Gov. Michelle Lujan Grisham’s transition team for higher education noted that a “regent should be an individual with distinguished accomplishments, a positive view of the role of higher education, and a commitment to establishing positive relationships with stakeholders both inside and outside the higher education institution.”
On top of that, the governor wanted to see criteria for selection of regents and a process for evaluating applicants using these criteria that she could embrace. We’re excited to share our ideas about the process that led to selections.
The criteria adopted by the governor included a record of public and/or community service; experience in complex organizations; a record of commitment to education; collaborative leadership ability; commitment to impartial decision making; availability for constructive engagement; a record of integrity and civic value; and a willingness to seek out resources. The governor also believes boards of regents should, by composition and qualities, demonstrate to the university system and the public a commitment to diversity and, with respect to skills and competencies, the kind of experiences and expertise that will enhance the board’s decision making.
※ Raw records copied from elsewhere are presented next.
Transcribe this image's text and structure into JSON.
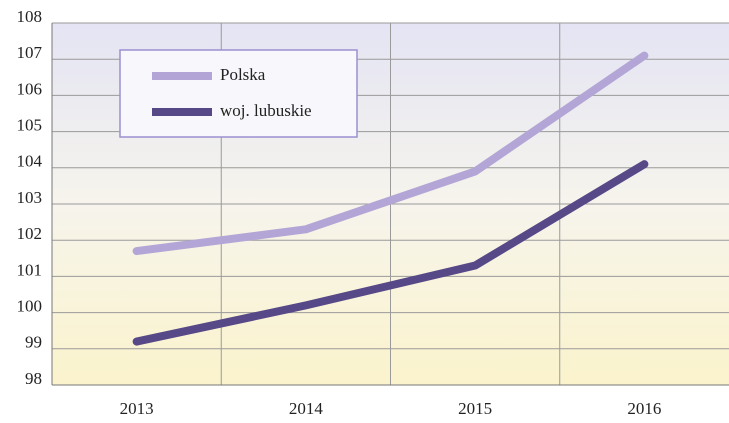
{
  "chart_data": {
    "type": "line",
    "categories": [
      "2013",
      "2014",
      "2015",
      "2016"
    ],
    "series": [
      {
        "name": "Polska",
        "color": "#b3a6d6",
        "values": [
          101.7,
          102.3,
          103.9,
          107.1
        ]
      },
      {
        "name": "woj. lubuskie",
        "color": "#574887",
        "values": [
          99.2,
          100.2,
          101.3,
          104.1
        ]
      }
    ],
    "ylim": [
      98,
      108
    ],
    "yticks": [
      98,
      99,
      100,
      101,
      102,
      103,
      104,
      105,
      106,
      107,
      108
    ],
    "grid": true,
    "legend": "upper left"
  }
}
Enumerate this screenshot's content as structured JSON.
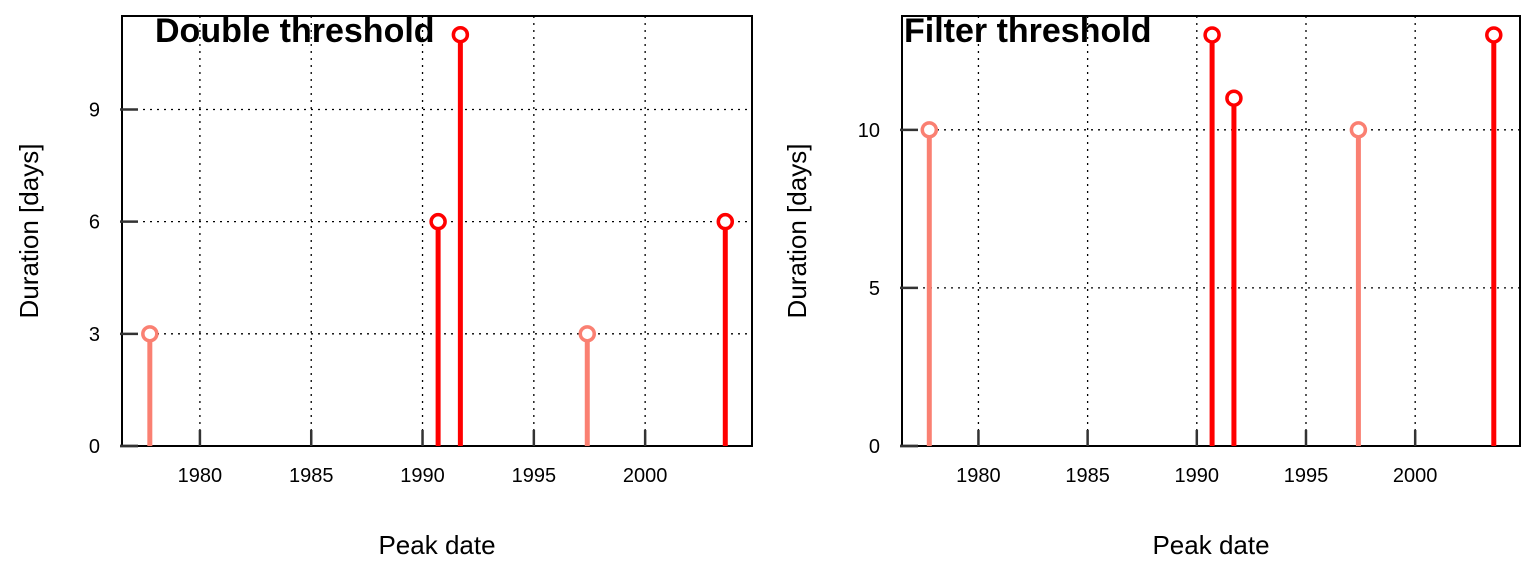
{
  "chart_data": [
    {
      "type": "lollipop",
      "title": "Double threshold",
      "xlabel": "Peak date",
      "ylabel": "Duration [days]",
      "xlim": [
        1976.5,
        2004.8
      ],
      "ylim": [
        0,
        11.5
      ],
      "xticks": [
        1980,
        1985,
        1990,
        1995,
        2000
      ],
      "yticks": [
        0,
        3,
        6,
        9
      ],
      "grid": true,
      "points": [
        {
          "x": 1977.75,
          "y": 3,
          "color": "#fa8072"
        },
        {
          "x": 1990.7,
          "y": 6,
          "color": "#ff0000"
        },
        {
          "x": 1991.7,
          "y": 11,
          "color": "#ff0000"
        },
        {
          "x": 1997.4,
          "y": 3,
          "color": "#fa8072"
        },
        {
          "x": 2003.6,
          "y": 6,
          "color": "#ff0000"
        }
      ]
    },
    {
      "type": "lollipop",
      "title": "Filter threshold",
      "xlabel": "Peak date",
      "ylabel": "Duration [days]",
      "xlim": [
        1976.5,
        2004.8
      ],
      "ylim": [
        0,
        13.6
      ],
      "xticks": [
        1980,
        1985,
        1990,
        1995,
        2000
      ],
      "yticks": [
        0,
        5,
        10
      ],
      "grid": true,
      "points": [
        {
          "x": 1977.75,
          "y": 10,
          "color": "#fa8072"
        },
        {
          "x": 1990.7,
          "y": 13,
          "color": "#ff0000"
        },
        {
          "x": 1991.7,
          "y": 11,
          "color": "#ff0000"
        },
        {
          "x": 1997.4,
          "y": 10,
          "color": "#fa8072"
        },
        {
          "x": 2003.6,
          "y": 13,
          "color": "#ff0000"
        }
      ]
    }
  ]
}
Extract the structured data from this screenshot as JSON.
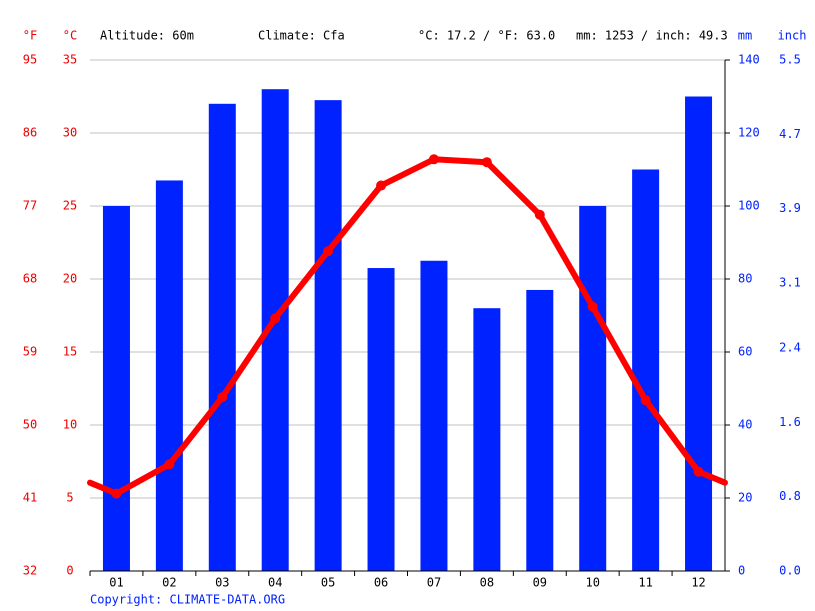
{
  "chart_data": {
    "type": "climate",
    "header": [
      "Altitude: 60m",
      "Climate: Cfa",
      "°C: 17.2 / °F: 63.0",
      "mm: 1253 / inch: 49.3"
    ],
    "axis_units": {
      "fahrenheit": "°F",
      "celsius": "°C",
      "mm": "mm",
      "inch": "inch"
    },
    "categories": [
      "01",
      "02",
      "03",
      "04",
      "05",
      "06",
      "07",
      "08",
      "09",
      "10",
      "11",
      "12"
    ],
    "series": [
      {
        "name": "Precipitation",
        "color": "#0022ff",
        "axis": "y2",
        "values": [
          100,
          107,
          128,
          132,
          129,
          83,
          85,
          72,
          77,
          100,
          110,
          130
        ]
      },
      {
        "name": "Temperature",
        "color": "#ff0000",
        "values": [
          5.3,
          7.3,
          11.9,
          17.3,
          21.9,
          26.4,
          28.2,
          28.0,
          24.4,
          18.1,
          11.7,
          6.8
        ]
      }
    ],
    "ylim": [
      0,
      35
    ],
    "yticks": [
      0,
      5,
      10,
      15,
      20,
      25,
      30,
      35
    ],
    "fahrenheit_lim": [
      32,
      95
    ],
    "fahrenheit_ticks": [
      32,
      41,
      50,
      59,
      68,
      77,
      86,
      95
    ],
    "y2lim": [
      0,
      140
    ],
    "y2ticks": [
      0,
      20,
      40,
      60,
      80,
      100,
      120,
      140
    ],
    "inch_lim": [
      0,
      5.5
    ],
    "inch_ticks": [
      {
        "value": 0,
        "label": "0.0"
      },
      0.8,
      1.6,
      2.4,
      3.1,
      3.9,
      4.7,
      5.5
    ],
    "grid": true,
    "copyright": "Copyright: CLIMATE-DATA.ORG"
  }
}
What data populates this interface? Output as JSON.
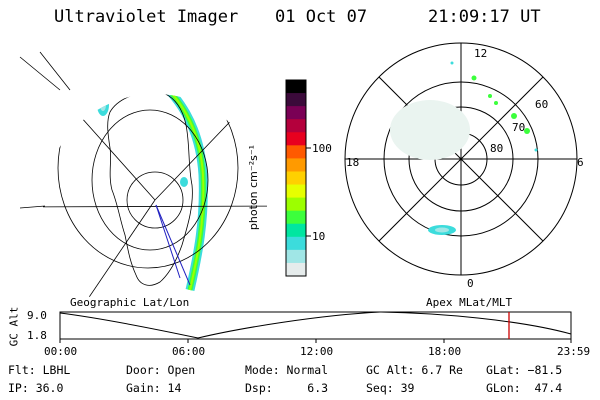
{
  "header": {
    "instrument": "Ultraviolet Imager",
    "date": "01 Oct 07",
    "time": "21:09:17 UT"
  },
  "left_panel": {
    "caption": "Geographic Lat/Lon"
  },
  "right_panel": {
    "caption": "Apex MLat/MLT",
    "mlt_labels": {
      "top": "12",
      "left": "18",
      "right": "6",
      "bottom": "0"
    },
    "mlat_labels": [
      "60",
      "70",
      "80"
    ]
  },
  "colorbar": {
    "unit_label": "photon cm⁻²s⁻¹",
    "ticks": [
      "100",
      "10"
    ],
    "colors": [
      "#000000",
      "#3b0a3a",
      "#7a0055",
      "#b4003c",
      "#e8001f",
      "#ff5a00",
      "#ff9a00",
      "#ffd000",
      "#e6ff00",
      "#9cff00",
      "#3cff3c",
      "#00e6a0",
      "#3cdcdc",
      "#a0e6e6",
      "#e6ecec"
    ]
  },
  "altitude_plot": {
    "ylabel": "GC Alt",
    "yticks": [
      "9.0",
      "1.8"
    ],
    "xticks": [
      "00:00",
      "06:00",
      "12:00",
      "18:00",
      "23:59"
    ],
    "marker_color": "#cc0000",
    "marker_time": "21:09"
  },
  "info": {
    "row1": {
      "filter": "Flt: LBHL",
      "door": "Door: Open",
      "mode": "Mode: Normal",
      "gc_alt": "GC Alt: 6.7 Re",
      "glat": "GLat: −81.5"
    },
    "row2": {
      "ip": "IP: 36.0",
      "gain": "Gain: 14",
      "dsp": "Dsp:     6.3",
      "seq": "Seq: 39",
      "glon": "GLon:  47.4"
    }
  }
}
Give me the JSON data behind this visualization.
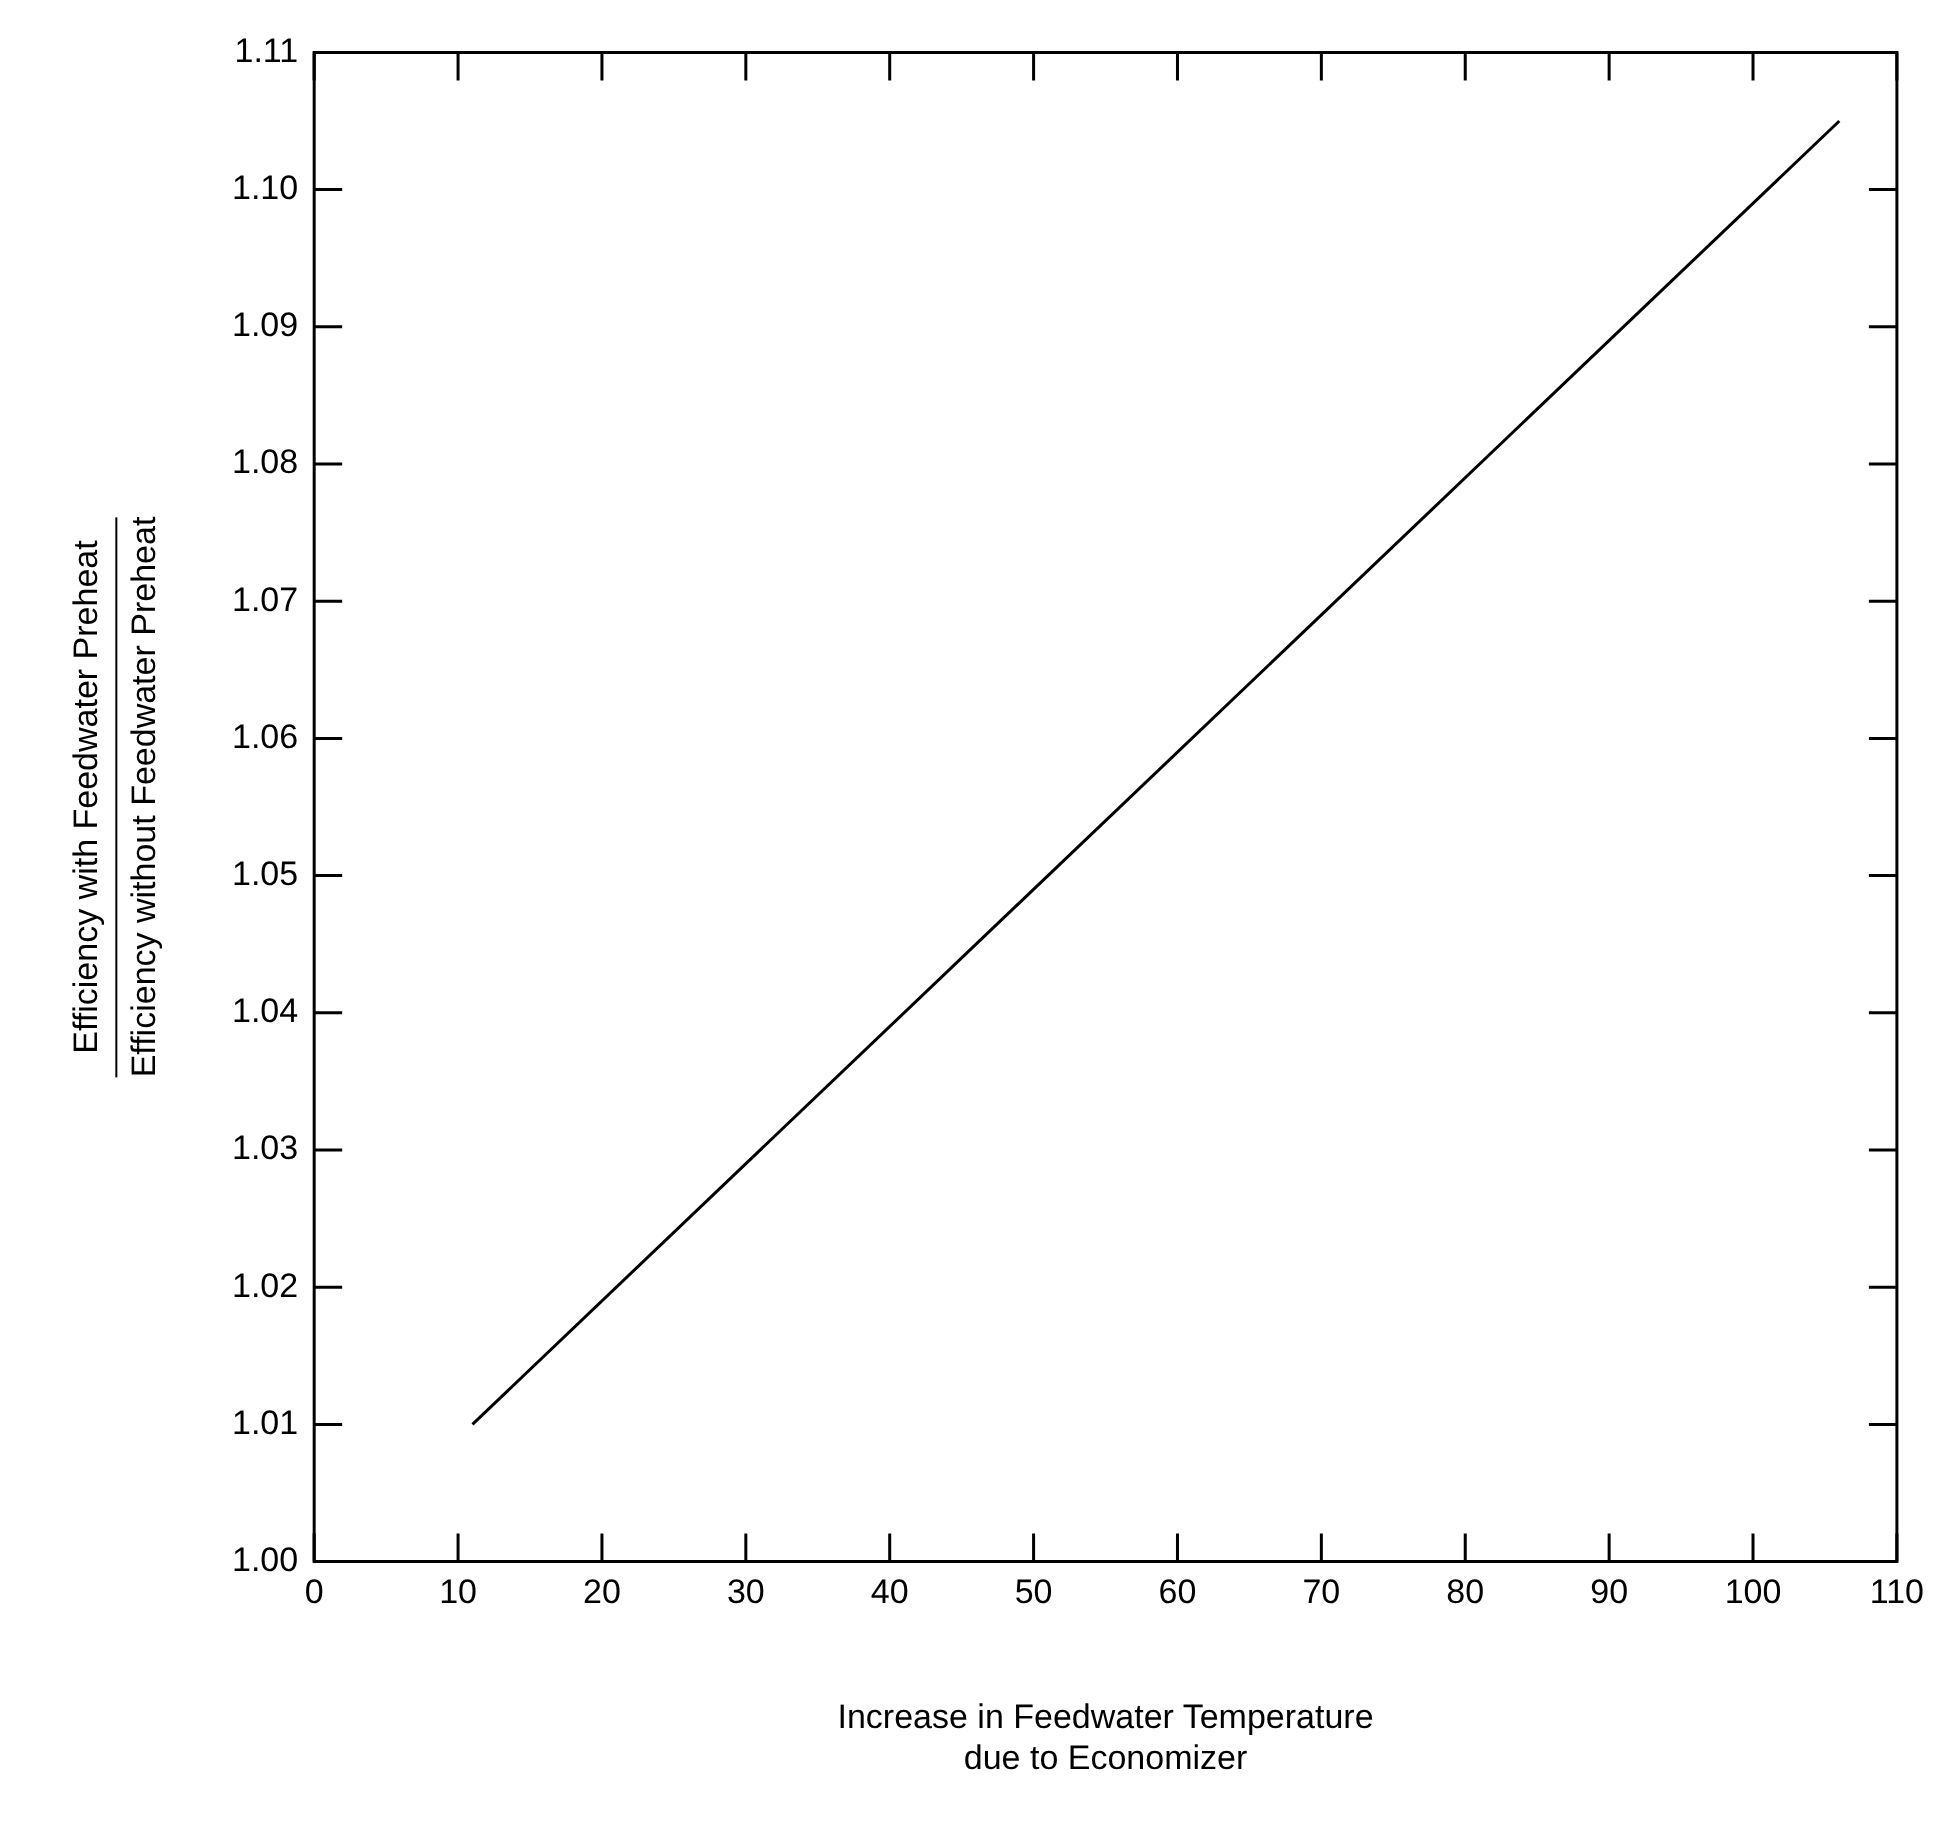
{
  "chart_data": {
    "type": "line",
    "xlabel": "Increase in Feedwater Temperature\ndue to Economizer",
    "ylabel": "Efficiency with Feedwater Preheat\nEfficiency without Feedwater Preheat",
    "x": [
      11,
      106
    ],
    "series": [
      {
        "color": "#000000",
        "values": [
          1.01,
          1.105
        ]
      }
    ],
    "xlim": [
      0,
      110
    ],
    "xticks": [
      0,
      10,
      20,
      30,
      40,
      50,
      60,
      70,
      80,
      90,
      100,
      110
    ],
    "ylim": [
      1.0,
      1.11
    ],
    "yticks": [
      {
        "value": 1.0,
        "label": "1.00"
      },
      {
        "value": 1.01,
        "label": "1.01"
      },
      {
        "value": 1.02,
        "label": "1.02"
      },
      {
        "value": 1.03,
        "label": "1.03"
      },
      {
        "value": 1.04,
        "label": "1.04"
      },
      {
        "value": 1.05,
        "label": "1.05"
      },
      {
        "value": 1.06,
        "label": "1.06"
      },
      {
        "value": 1.07,
        "label": "1.07"
      },
      {
        "value": 1.08,
        "label": "1.08"
      },
      {
        "value": 1.09,
        "label": "1.09"
      },
      {
        "value": 1.1,
        "label": "1.10"
      },
      {
        "value": 1.11,
        "label": "1.11"
      }
    ],
    "grid": false,
    "legend": false,
    "marker": "none",
    "line_style": "solid"
  }
}
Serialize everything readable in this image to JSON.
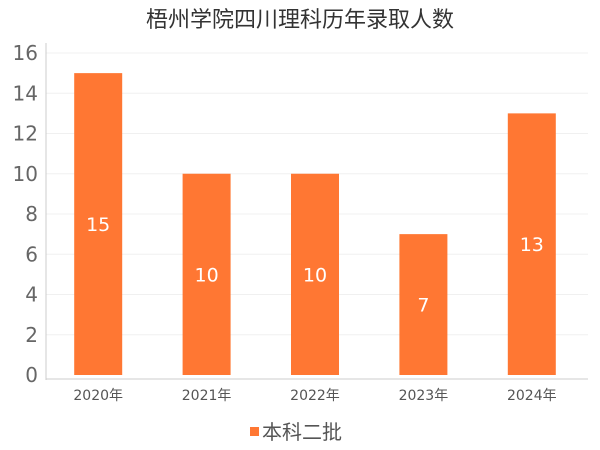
{
  "chart_data": {
    "type": "bar",
    "title": "梧州学院四川理科历年录取人数",
    "categories": [
      "2020年",
      "2021年",
      "2022年",
      "2023年",
      "2024年"
    ],
    "series": [
      {
        "name": "本科二批",
        "values": [
          15,
          10,
          10,
          7,
          13
        ],
        "color": "#FF7733"
      }
    ],
    "ylim": [
      0,
      16
    ],
    "yticks": [
      0,
      2,
      4,
      6,
      8,
      10,
      12,
      14,
      16
    ],
    "grid": true,
    "legend_position": "bottom-center",
    "data_labels": true
  }
}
As of mid-January, more than 285 interested New Mexicans had applied for 18 open positions on the boards of eight institutions. The presidents of each institution were asked for recommendations with respect to their governance needs.
The process involved an initial screening of all applicants, using the criteria above, and then interviews with 62 by one of three screening teams – a New Mexico State University/New Mexico Tech team chaired by Garrey Carruthers, a UNM team chaired by Roberta Ramo, and a Comprehensives/New Mexico Military Institute team chaired by Carlos Romero. The teams recommended two or more candidates for each position to the governor.
Neither the high points nor the needs of higher education have recently received the attention they deserve; one reason, we believe, is the drama, the distractions, associated with some regents. Also, there has not been an emphasis on tailored qualifications for each institution in some recent appointments.
By moving to a merit-selection process and paying attention to the needs of each institution, Gov. Lujan Grisham is communicating the importance of higher education and higher education governance to the people of New Mexico.
This will both set her administration apart from others and set the stage for real advancement in the number of New Mexicans who complete certificate and degree programs. Further, we believe using these criteria will result in regent appointments that will allow each of New Mexico’s institutions of higher education to advance in their missions. Our higher education institutions provide a quality education we need to compete in economic development and to address the pressing needs of all New Mexicans.
It is all about leadership at the end of the day. Gov. Lujan Grisham has stepped up by recognizing higher education as the linchpin to a more dynamic economy and a more equitable society in our great state. We’re proud to have been part of the change New Mexico needs on this important front.